What is a Sandwich Lease Option

What is a Sandwich Lease Option

What is a Sandwich Lease Option

If you’ve been interested in real estate investing for a while, or even if you’re new to real estate investing, you may have heard the term “sandwich lease.” But what is a sandwich lease option?

In short, a sandwich lease is when the investor (you) has the right to sell the purchased property before the term of sale is complete. 

Typically, the investor will purchase the property with monthly payments and a term when the seller will receive the final payment for the total sale price. Once the contract between the investor and seller is complete, the investor turns around and sells the property–usually on a lease purchase. 

Structuring a sandwich lease 

Now that the question, “What is a sandwich lease option?” is answered, it’s time to answer the second most asked question: “How do you structure a sandwich lease?” 

With this sandwich lease, which was negotiated and structured by one of our students, the lease term was 36 months. 

For this particular deal, the home came from an expired real estate listing. The house was on the market for approximately 60 days when the listing expired. Our student was able to negotiate a deal within two weeks of contacting the seller.  

Before we dive into how the deal was structured, we would like to remind everyone that we use a formula to develop a sale price for sandwich deals. We take the market listing price and calculate how much debt the seller has and offer the difference. 

So for this particular deal, the seller owed $220,658 and had $29,000 in equity, making the purchase price $249,658 on a 36-month term. 
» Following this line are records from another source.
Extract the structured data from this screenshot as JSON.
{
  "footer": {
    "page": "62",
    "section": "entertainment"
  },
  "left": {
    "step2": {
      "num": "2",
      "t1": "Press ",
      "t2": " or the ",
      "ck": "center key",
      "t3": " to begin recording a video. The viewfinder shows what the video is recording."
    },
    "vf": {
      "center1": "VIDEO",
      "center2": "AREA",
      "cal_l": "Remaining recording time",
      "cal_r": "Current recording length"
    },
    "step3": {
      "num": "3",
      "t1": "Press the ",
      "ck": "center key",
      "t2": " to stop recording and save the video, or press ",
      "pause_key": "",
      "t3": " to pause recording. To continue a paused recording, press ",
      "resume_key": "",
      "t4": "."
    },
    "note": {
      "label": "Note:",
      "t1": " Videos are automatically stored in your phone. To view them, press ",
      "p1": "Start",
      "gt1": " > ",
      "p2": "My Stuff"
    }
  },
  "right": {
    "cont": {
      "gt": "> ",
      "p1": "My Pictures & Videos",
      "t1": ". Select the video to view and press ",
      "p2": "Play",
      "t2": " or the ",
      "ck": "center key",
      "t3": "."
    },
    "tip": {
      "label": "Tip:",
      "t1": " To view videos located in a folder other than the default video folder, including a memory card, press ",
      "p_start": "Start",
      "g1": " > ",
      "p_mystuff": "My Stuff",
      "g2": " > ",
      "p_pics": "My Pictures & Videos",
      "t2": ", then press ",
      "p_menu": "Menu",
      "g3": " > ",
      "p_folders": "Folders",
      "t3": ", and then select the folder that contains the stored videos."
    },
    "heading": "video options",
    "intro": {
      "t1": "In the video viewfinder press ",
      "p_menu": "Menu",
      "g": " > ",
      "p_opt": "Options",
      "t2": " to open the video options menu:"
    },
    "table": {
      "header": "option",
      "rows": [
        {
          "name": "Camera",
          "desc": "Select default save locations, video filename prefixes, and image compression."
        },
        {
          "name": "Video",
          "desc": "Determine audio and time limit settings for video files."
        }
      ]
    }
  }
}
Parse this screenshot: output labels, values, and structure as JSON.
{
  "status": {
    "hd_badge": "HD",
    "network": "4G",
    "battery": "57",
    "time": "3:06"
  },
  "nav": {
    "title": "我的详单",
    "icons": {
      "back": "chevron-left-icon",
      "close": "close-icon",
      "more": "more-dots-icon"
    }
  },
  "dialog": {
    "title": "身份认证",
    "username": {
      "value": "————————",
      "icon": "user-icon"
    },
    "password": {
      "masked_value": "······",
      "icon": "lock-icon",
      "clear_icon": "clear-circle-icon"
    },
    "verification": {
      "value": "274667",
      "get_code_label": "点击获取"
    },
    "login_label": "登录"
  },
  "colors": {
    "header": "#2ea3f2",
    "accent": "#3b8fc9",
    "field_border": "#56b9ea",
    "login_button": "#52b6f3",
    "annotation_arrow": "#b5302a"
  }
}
Once the contract was complete, my student turned around and put the house on the market for $284,900. 

From there, our student negotiated an $8,550 deposit plus the first month’s rent, which was set at $2,475. Within about five weeks of putting the house on the market at that price, our student found a buyer who was looking for a lease-purchase contract. In addition to the 3% deposit and the first month’s rent, this buyer wanted to put an additional $10,000 down toward the down payment of the house, which our student will receive after the next two tax seasons.

Our student’s original contract with the seller was for 36 months with monthly payments of $2,166, including principal, interest, taxes, and insurance. And, as we already know, the buyer was making payments of $2,475. At the end of the month, our student was pocketing $309 in profits each month for a total of $11,124 over the 36-month lease term. 

Now, for the breakdown of Payday #3. The price premium was $39,242 plus a principal paydown of $29,200. If you subtract the Payday #1 deposit of $18,550, he had a cashout payment of $45,892 for a total profit of $78,041. 

This particular student went from making, on average, around $50,000 on each deal to now making nearly $80,000! 

If you would like to hear the full story of how he created profits like this and how he overcame mental blocks to increase his earnings, check out the entire interview and learn his insider secrets. Answer the question ‘what is a sandwich lease option‘ here. 

 When a Sandwich lease might be a good option

Sandwich leases may not always be the best option for your investment interests. Since there are several ways to invest in real estate, it’s important to do what you’re comfortable with. But, if you’re unfamiliar with the different investment options, it will be more challenging to know what’s right for you. 

So, we want to tell you about the Sandwich Lease and when it might make for a good investment opportunity. 

  1. In the instance that the homeowner doesn’t want to give up the deed yet but also doesn’t need immediate cash. 
  2. When a homeowner is behind on a mortgage and has little equity in the property. 
  3. If the mortgage payment is so low, a rent-to-own agreement will cover the mortgage cost and bring some cash flow. 
  4. When a home is move-in ready, and the seller is in good standing with the bank but no longer wants to live in the house. 

 

These are just a few instances when a Sandwich Lease may be an excellent option for your investment portfolio.